Liverpool Biennial 2010: Jason Jones's Between Presence and Absence in John Lewis at Liverpool One.

John Lewis at Liverpool One

Art The new John Lewis is departmentally confusing. It's not always obvious which sale person works within which product area, or for that matter where on product area ends and another begins. So when I approached some staff members asking about Jason Jones's exhibition, which is advertised as being in the furniture department neither had a clue what I was talking about. Then, as they took me to the actual furniture department, it became apparent I had, at first, been standing in soft furnishings.

My confusion was also due to expecting a fairly typical exhibition space on the shop floor when, as the manager then went on to explain (because it's not clear from the information leaflets dotted about the shop) that Jason Jason's works are in small picture frames and arranged carefully about the surfaces of tables and sideboards and bookcases within the department, almost imperceptibly because they're largely indistinguishable from the interior design highlights John Lewis has in stock.

That's not meant as a backhanded criticism, because in the explanation, Jones implies that in displaying the images, inkjet prints on Hahnemuhle paper, within this setting he was keen to remove the pictures from the preconceived notions that might be imposed on them by appearing in an art gallery space (Jones is currently the curator/manager of the Cornerstone Gallery so will have experienced this first hand) and that he wanted them to be discovered by people who might not necessarily have been expecting to greet an artwork in this context.

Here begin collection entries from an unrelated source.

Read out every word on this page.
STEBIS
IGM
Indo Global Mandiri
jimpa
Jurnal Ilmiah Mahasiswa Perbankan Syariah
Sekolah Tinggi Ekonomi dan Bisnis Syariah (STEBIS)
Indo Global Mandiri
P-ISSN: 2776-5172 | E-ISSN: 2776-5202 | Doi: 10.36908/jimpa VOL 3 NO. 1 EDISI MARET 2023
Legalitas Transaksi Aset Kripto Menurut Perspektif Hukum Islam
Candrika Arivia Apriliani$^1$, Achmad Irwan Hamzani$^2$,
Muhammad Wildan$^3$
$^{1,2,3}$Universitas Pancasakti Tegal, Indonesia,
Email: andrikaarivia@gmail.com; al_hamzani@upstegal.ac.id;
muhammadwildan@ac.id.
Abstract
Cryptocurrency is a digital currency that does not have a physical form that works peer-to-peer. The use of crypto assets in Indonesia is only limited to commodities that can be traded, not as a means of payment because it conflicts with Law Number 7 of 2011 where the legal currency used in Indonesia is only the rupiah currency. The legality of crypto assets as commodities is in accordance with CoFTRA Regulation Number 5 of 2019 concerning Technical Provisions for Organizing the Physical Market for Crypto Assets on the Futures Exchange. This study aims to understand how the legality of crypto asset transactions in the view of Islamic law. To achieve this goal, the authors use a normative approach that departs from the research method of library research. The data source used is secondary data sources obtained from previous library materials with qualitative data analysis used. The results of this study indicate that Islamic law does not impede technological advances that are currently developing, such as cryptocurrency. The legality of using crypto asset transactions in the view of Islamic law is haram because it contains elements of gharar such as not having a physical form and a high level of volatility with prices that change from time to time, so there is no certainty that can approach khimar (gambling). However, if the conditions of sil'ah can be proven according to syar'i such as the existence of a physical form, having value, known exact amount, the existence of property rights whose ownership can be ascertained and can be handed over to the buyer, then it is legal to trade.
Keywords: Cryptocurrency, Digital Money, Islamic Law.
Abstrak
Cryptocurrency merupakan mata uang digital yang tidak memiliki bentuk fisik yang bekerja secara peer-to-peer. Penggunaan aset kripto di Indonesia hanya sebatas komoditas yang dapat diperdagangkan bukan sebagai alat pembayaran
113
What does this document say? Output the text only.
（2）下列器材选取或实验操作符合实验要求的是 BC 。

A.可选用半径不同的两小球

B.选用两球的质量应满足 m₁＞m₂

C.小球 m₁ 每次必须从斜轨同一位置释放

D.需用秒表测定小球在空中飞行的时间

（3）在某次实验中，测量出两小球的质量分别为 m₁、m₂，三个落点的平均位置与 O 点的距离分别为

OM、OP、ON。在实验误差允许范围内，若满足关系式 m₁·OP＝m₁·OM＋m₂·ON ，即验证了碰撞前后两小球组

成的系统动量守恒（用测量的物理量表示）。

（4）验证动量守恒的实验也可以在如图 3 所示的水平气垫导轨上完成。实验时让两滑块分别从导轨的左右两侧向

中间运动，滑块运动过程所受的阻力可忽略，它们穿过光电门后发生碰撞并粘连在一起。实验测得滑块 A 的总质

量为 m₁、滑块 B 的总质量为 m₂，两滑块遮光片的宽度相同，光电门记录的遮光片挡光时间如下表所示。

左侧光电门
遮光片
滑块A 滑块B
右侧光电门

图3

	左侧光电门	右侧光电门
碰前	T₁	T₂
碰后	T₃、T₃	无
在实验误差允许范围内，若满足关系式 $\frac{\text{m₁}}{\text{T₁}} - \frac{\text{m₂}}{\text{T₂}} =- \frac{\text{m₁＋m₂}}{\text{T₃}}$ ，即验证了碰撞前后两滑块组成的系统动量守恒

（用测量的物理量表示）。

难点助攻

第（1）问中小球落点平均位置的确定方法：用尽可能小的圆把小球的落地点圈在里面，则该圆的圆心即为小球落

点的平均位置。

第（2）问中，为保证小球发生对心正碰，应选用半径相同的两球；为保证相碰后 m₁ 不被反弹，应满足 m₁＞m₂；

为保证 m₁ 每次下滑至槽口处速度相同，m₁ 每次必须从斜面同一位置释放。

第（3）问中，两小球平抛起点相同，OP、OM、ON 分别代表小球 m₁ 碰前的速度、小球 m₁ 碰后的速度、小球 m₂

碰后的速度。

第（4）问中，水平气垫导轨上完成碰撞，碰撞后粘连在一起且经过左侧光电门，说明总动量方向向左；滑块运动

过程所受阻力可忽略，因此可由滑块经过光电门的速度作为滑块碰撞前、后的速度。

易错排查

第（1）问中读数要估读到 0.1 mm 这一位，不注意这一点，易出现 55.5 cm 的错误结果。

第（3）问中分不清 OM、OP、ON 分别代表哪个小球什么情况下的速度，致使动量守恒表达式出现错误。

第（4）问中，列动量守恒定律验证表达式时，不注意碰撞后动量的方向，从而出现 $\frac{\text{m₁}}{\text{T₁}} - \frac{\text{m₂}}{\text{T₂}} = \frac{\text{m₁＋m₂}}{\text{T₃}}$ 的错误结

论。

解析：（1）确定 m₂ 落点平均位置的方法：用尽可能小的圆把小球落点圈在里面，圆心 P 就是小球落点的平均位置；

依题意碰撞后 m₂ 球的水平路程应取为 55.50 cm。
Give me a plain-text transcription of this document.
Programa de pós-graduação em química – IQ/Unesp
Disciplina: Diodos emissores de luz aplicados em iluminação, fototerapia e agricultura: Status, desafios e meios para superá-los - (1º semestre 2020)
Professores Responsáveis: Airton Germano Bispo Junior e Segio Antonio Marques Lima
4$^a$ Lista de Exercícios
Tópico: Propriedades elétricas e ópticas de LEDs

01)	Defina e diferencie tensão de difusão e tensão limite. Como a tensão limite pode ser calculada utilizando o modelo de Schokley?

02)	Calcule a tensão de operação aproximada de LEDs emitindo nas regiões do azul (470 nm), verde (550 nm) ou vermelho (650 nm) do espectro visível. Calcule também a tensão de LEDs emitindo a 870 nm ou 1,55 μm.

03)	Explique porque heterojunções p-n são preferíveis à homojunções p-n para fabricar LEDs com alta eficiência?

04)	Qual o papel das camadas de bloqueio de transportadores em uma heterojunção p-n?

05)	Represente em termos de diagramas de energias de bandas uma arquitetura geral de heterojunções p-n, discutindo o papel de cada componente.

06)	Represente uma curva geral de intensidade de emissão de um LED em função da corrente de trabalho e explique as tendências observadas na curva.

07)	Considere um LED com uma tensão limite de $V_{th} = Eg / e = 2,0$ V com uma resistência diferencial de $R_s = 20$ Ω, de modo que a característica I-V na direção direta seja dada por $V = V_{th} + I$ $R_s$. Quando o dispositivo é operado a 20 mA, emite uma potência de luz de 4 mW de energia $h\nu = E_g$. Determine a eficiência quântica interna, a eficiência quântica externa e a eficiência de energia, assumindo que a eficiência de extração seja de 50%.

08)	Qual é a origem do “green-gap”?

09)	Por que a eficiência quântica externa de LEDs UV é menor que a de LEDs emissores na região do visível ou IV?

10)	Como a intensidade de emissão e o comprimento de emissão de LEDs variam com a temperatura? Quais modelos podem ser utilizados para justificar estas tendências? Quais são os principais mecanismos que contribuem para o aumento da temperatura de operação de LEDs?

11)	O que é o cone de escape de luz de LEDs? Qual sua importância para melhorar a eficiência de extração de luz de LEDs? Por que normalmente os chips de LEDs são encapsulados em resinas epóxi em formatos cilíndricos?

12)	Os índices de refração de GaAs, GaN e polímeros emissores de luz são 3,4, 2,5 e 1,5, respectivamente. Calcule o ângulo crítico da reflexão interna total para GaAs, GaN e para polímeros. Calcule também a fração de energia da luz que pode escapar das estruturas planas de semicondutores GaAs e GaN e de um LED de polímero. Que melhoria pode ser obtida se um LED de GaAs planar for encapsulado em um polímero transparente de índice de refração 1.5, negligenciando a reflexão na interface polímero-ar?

Between Presence and Absence, then, is a series of untitled images of furniture from a range of periods (though in the post-modern age, design periods are dropped one on top of the other of course) isolated in various spaces always with the impression that man (or woman) was here and may return. With their muted colours and disarray they're not unlike the shots of a city in the aftermath of disaster, man made or otherwise. What is the meaning of a chair if it's not going to utilised?

After viewing as many as I could find, I asked the sales assistants if any of their regular customers had tried to buy them. After eventually convincing them that I wasn't asking if I could buy them (the condusion, perhaps, because they've not used to having something this tangible in the department that doesn't have a barcode) they told me no, not that they knew of, none have turned up at the till. Just this once there isn't a direct correlation between art and commerce.